A man could afford to be a bad shot..if he could reload this fast..

[ame="http://myspacetv.com/index.cfm?fuseaction=vids.individual&videoid=3415515"]MySpaceTV Videos:  Travis Tomasie by NB[/ame]

I can't figure out how to post it on the site :doh:


----------



## AWP (May 6, 2008)

The comments below the video pissed me off until I realized they came from a bunch of ignorant wretches.

Travis Tomasie's story here:
http://findarticles.com/p/articles/mi_m0BTT/is_176_29/ai_n13785435

To wit: Grand Master in 8 years, current shooter for the Army Marksmanship Unit.

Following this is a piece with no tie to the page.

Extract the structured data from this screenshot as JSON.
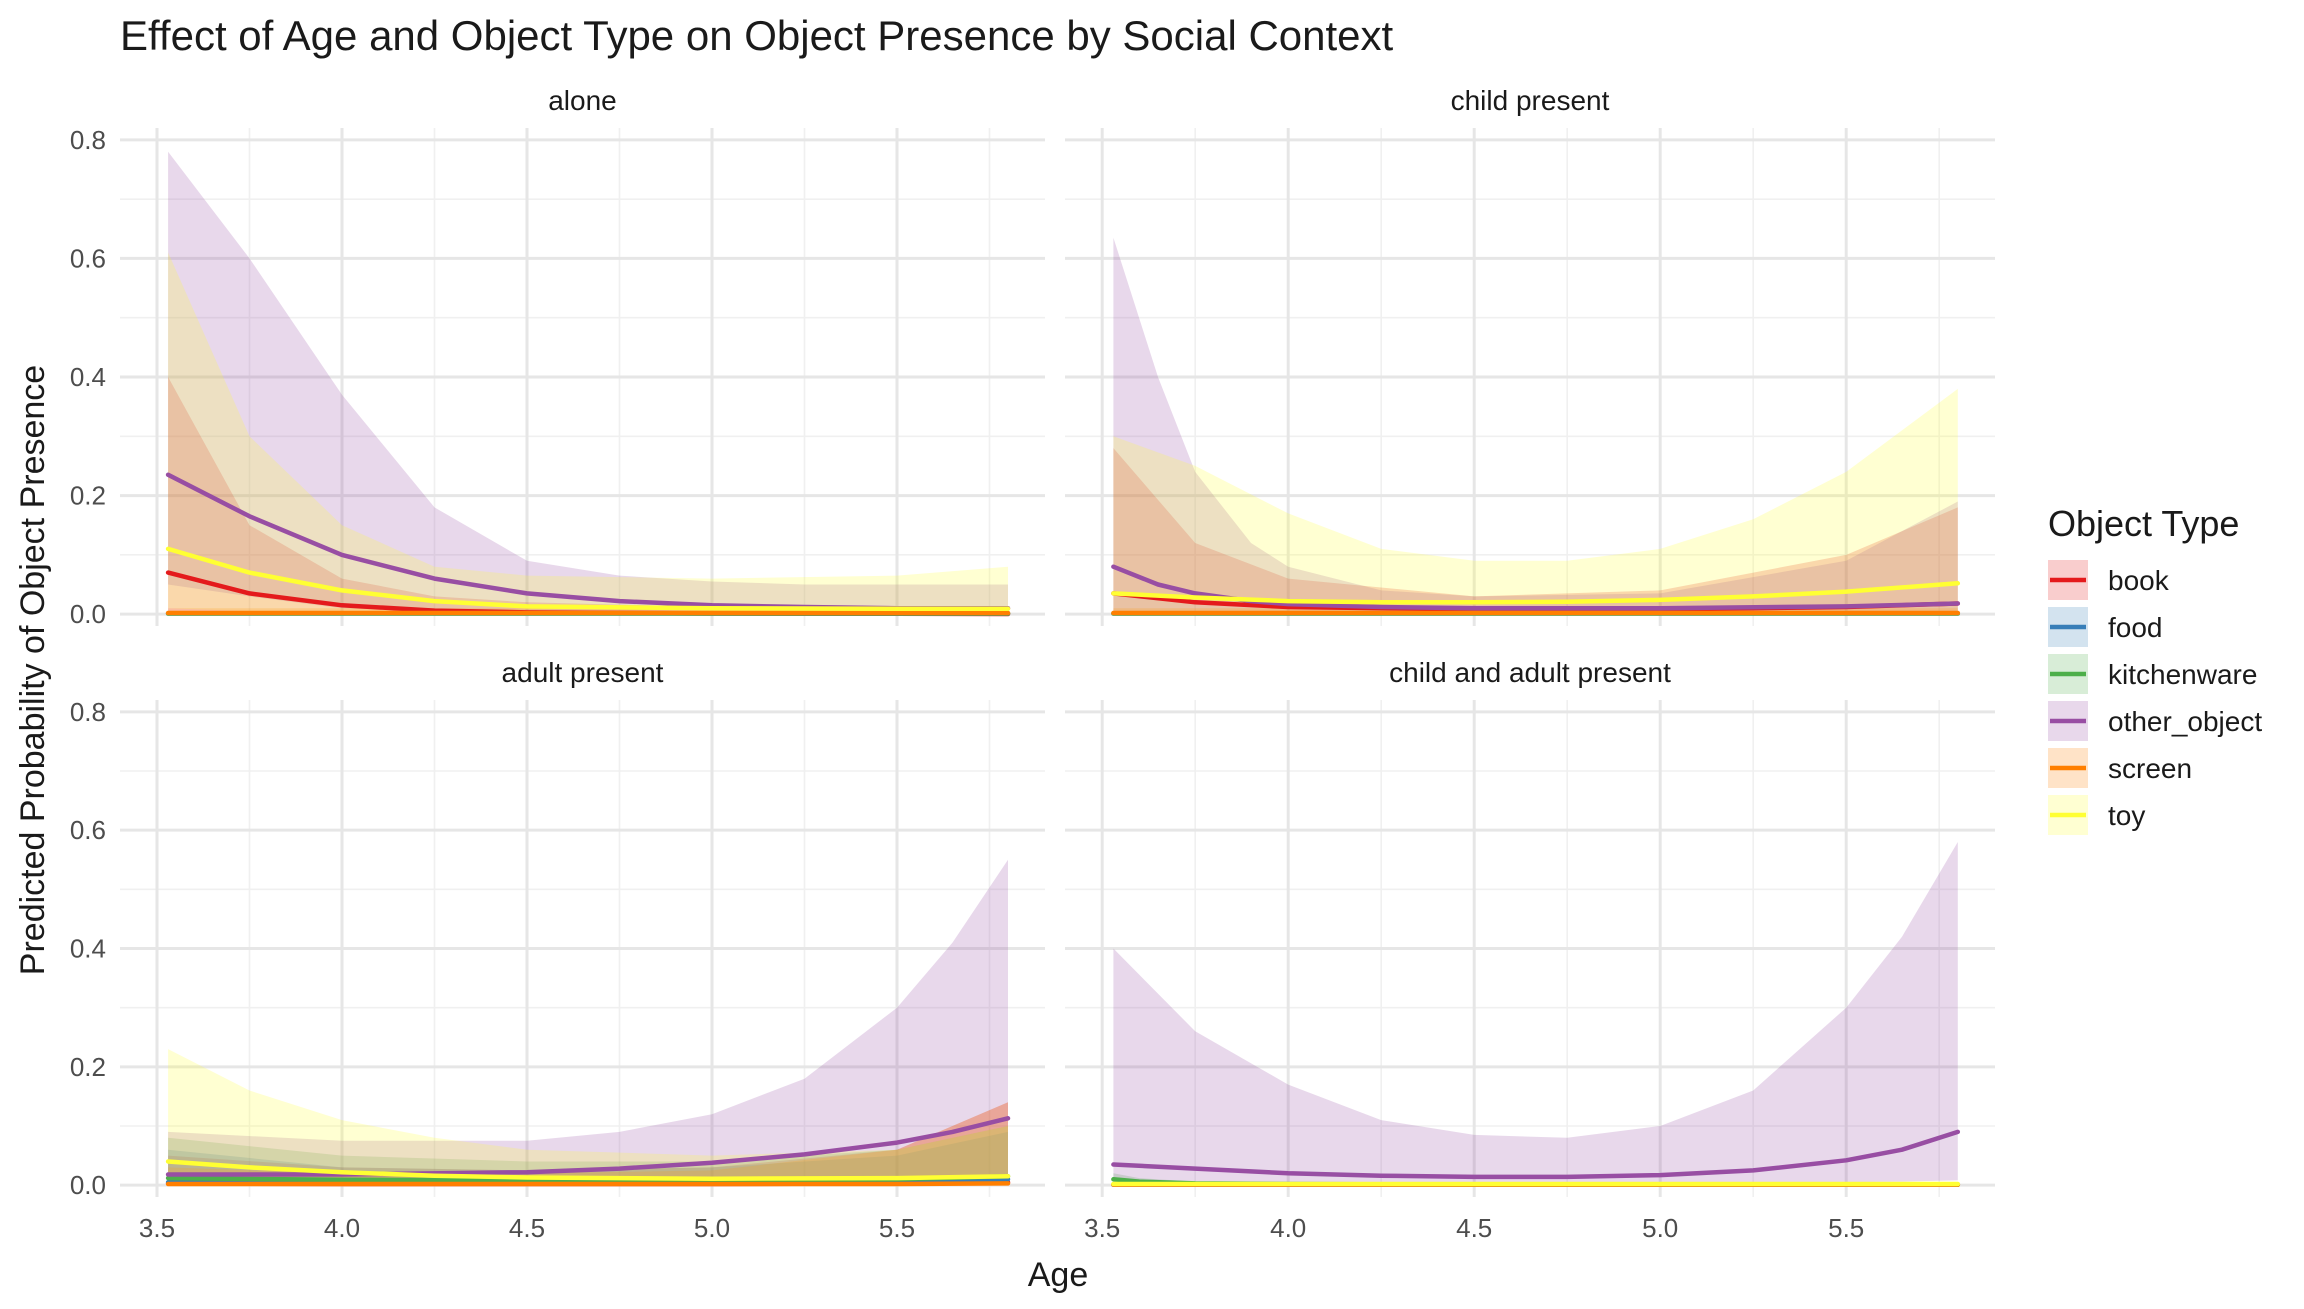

I wouldn't get in a gun fight with him. I'll just give him my woman and wallet and apologize for any misunderstanding.


----------



## skeeter (May 7, 2008)

Francisco! I figure as much as we hang out, you would know every shot counts.


----------



## LibraryLady (May 7, 2008)

skeeter said:


> Francisco! I figure as much as we hang out, you would know every shot counts.



Not to mention it can get expensive... 

LL


----------



## skeeter (May 7, 2008)

So true!;)


----------